I'm presently reading The Executioner's Song, by Norman Mailer. It's a long book (over a thousand pages), and it somewhat mirrors the story line from Theodore Dreiser's An American Tragedy.

Last night, I read a powerful sentence by Mailer:
The violence of Portland licked right up to the edge of the store and left a spew like that yellow foam on city beaches where old rubber dries out with jellyfish and whiskey bottles and the dead squid.
What an amazing sentence! Such imagery! You feel the words when they're strung together so superbly.

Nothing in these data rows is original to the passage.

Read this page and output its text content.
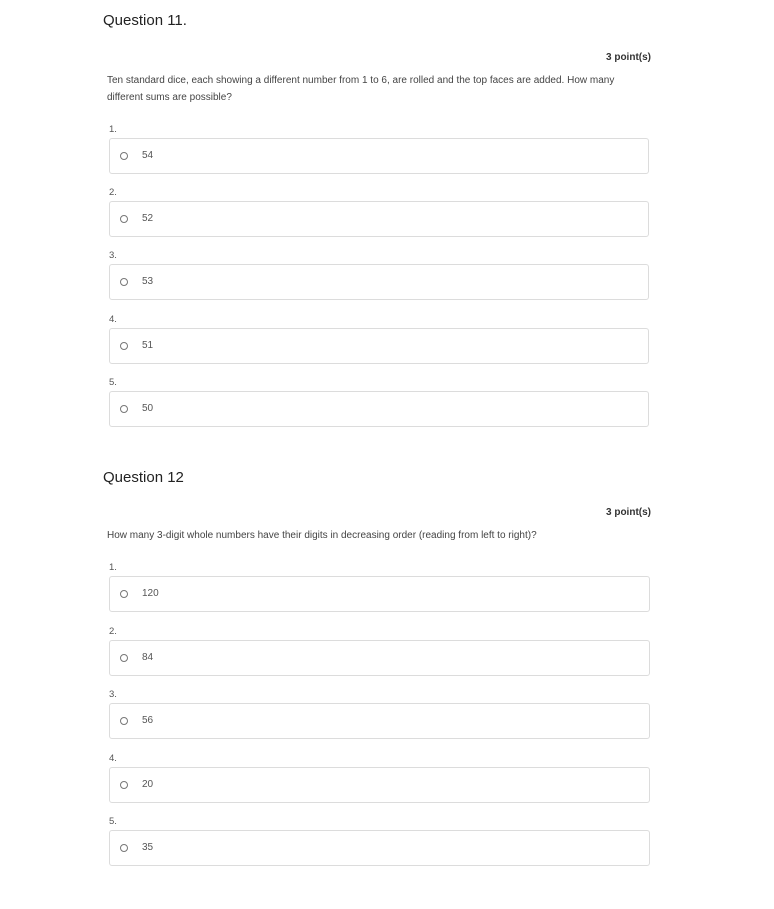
Question 11.
3 point(s)
Ten standard dice, each showing a different number from 1 to 6, are rolled and the top faces are added. How many different sums are possible?
1.
54
2.
52
3.
53
4.
51
5.
50
Question 12
3 point(s)
How many 3-digit whole numbers have their digits in decreasing order (reading from left to right)?
1.
120
2.
84
3.
56
4.
20
5.
35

How did I chance to be reading this? A few months ago, I read an article about Louis Menand, who recently wrote The Metaphysical Club: A Story of Ideas in America. Mr. Menand was asked what his favorite books were, and one of them was The Executioner's Song. He had high enthusiasm for this book, and I made a mental note to pick this up as soon as I could. I have not been disappointed so far, and I don't anticipate being disappointed.

I once thought it'd be an interesting exercise to describe the various threads between the ten books I've read so far this year, but the leading spark has been, more often than not, whimsy. Still, it delights me when whimsy leads me to text like I've read in Mailer's book. I'm savoring every bit of it.